Publicado em Crônicas
Crédito: Breno Fortes/CB/D.A Press.  Malabarismo em frente ao Museu da República.

 

 

Severino Francisco

Nos anos 1970, o irreverente professor da UnB, João Evangelista, chegou a propor a criação de uma associação de não moradores de Brasília, tamanha era a alienação e o descompromisso dos brasilienses com a cidade.

 

Mas, nas duas décadas iniciais do século, as novas gerações abraçaram e ocuparam Brasília, amorosamente, com novos valores. Isso é algo para celebramos na passagem dos 60 anos da cidade, mesmo no caos.

 

É verdade que não foram os únicos. A primeira leva de brasilianos transplantados de outras regiões no início de Brasília tinha grande afeição pela cidade erguida em cima do nada: “A gente tinha a impressão de não estávamos construindo uma cidade, mas, sim, uma catedral”, disse o artista plástico Cildo Meireles.

 

 

Crédito: Ed Alves/CB/D.A. Press.  Green Move Festival, que levou  200 mil pessoas ao Museu da República.

 

 

Depois, dos anos de chumbo do regime de exceção, a geração do movimento Cabeças botou o bloco nos gramados das Superquadras. No entanto, agora, é uma onda muito mais ampla que tomou conta da cidade com shows ao ar livre, fruição dos parques, passeios de bicicletas, criação de coletivos, food trucs em Entrequadras e múltiplos projetos de ocupação cultural.

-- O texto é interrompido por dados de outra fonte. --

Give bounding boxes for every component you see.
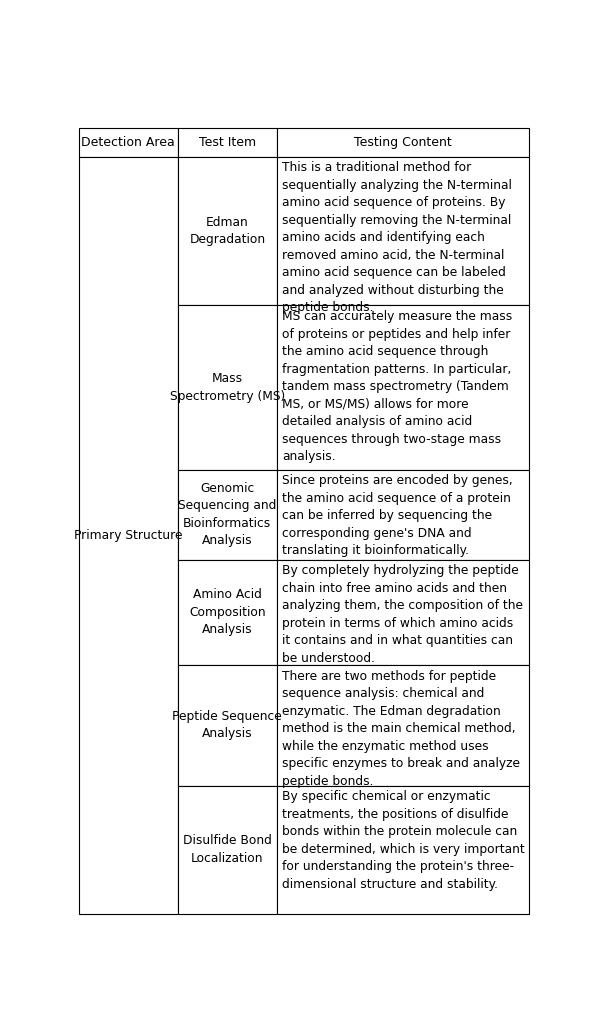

Crédito: Carlos Moura/CB/D.A Press. A comida de rua ocupa espaço nas Entrequadras.

 

Em vez da ostentação predominante nas capitais, elas substituíram a pompa por uma concepção tribal da existência. Em primeiro lugar, houve a questão do pertencimento. As novas gerações resolveram fazer de Brasília o seu pedaço. Tem muita gente nas ruas para vender comida, roupas ou serviços.

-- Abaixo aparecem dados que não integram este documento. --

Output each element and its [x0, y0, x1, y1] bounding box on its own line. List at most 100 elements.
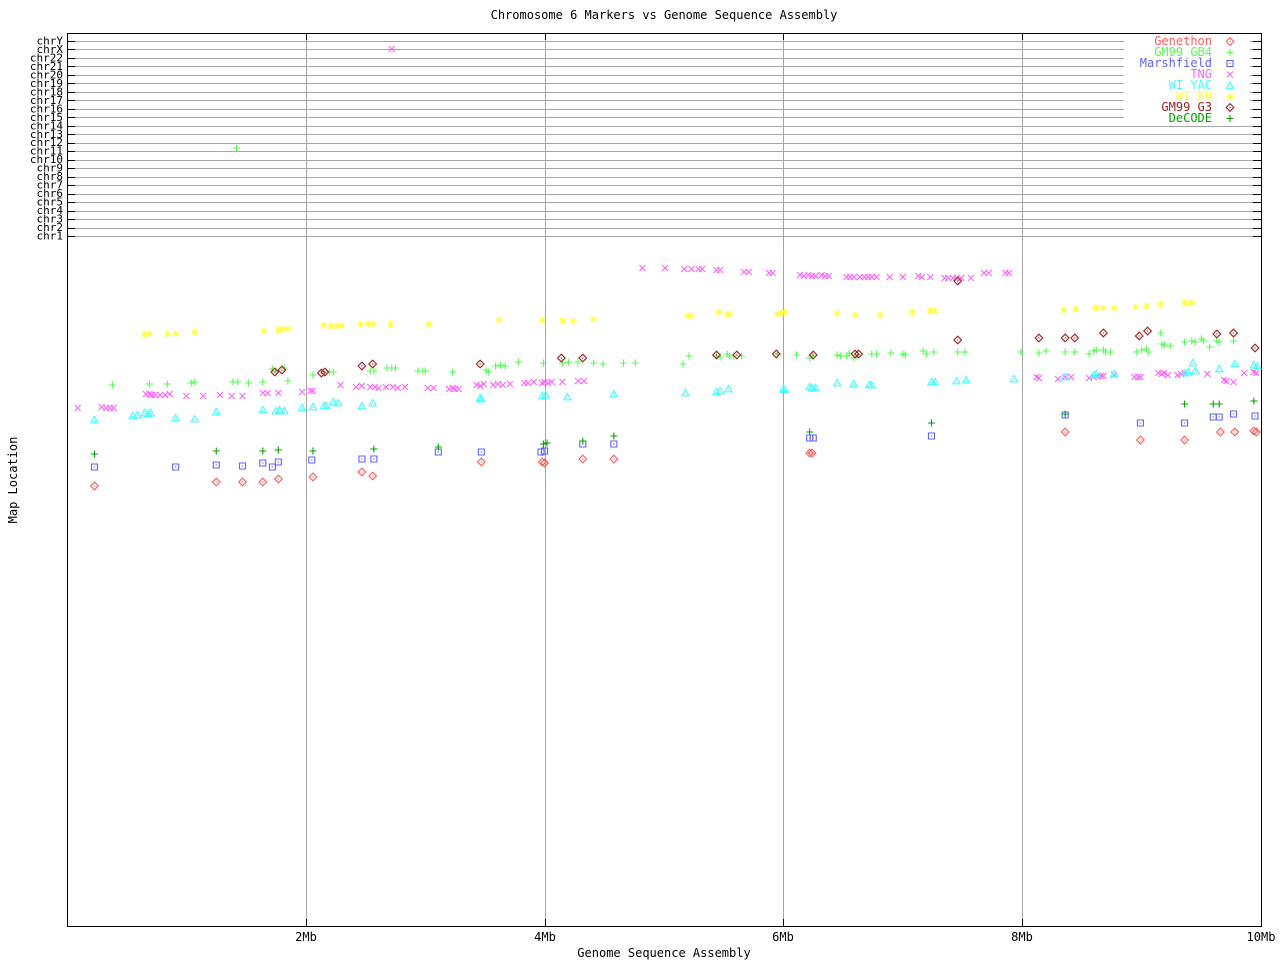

No entanto, o dinheiro não é o único combustível. Essa turma organiza o trabalho e desfruta a cidade de maneira coletiva. As vaquinhas virtuais foram incorporadas para financiar projetos culturais.

 

Crédito: Oswaldo Reis/Esp. CB/D.A Press.  Ciclistas no passeio ciclístico Rodas da Paz no Eixo Monumental.

 

E também os coletivos. Junta, por exemplo uma turma de estudantes de arquitetura, aluga um lugar desvalorizado por um preço mais em conta, transforma o espaço degradado e estabelece uma interação com o entorno. Muitos pequenos lugares foram revitalizados.

 

Crédito: Marilia Lima/CB/D.A Press. Brasil. Os amigos Caio Dutra (careca), Felipe Velloso (de preto) e Ian Vianna criaram o projeto No Setor para ocupar o Setor Comercial Sul e torná-lo um ambiente cultural seguro.

 

O gosto pela bicicleta também foi trazido pelas novas gerações. Na verdade, apesar da precariedade e insuficiência das ciclovias, a cidade é um permanente convite às pedaladas, com suas linhas retas que tocam no horizonte.

 

Os espetáculos gratuitos enriquecem a cidade em projetos desenvolvidos no Setor Comercial Sul, no Museu da República ou no Parque da Cidade. O carnaval transformou as avenidas de Brasília em sambódromos.

Crédito: Luis Nova/Esp. CB/D.A Press.  Foliões desfilam no Bloco Divinas Tetas: o brasiliense passou a ocupar os espaços públicos com alegria.

A cada ano surgem novos grupos. A alma brasiliense se renovou e a cidade ficou melhor. As novas tribos brasilienses reensinam a desfrutar a cidade, os espaços, os parques, o Eixão nos fins de semana, o sol e a alegria da luz brasiliana.

 

Se não fosse a pandemia, essa turma toda estaria na rua e faria da resistência democrática uma festa pacífica na Esplanada dos Ministérios, que projetaria uma imagem mais verdadeira (e digna) de Brasília para si mesma e para o restante do Brasil.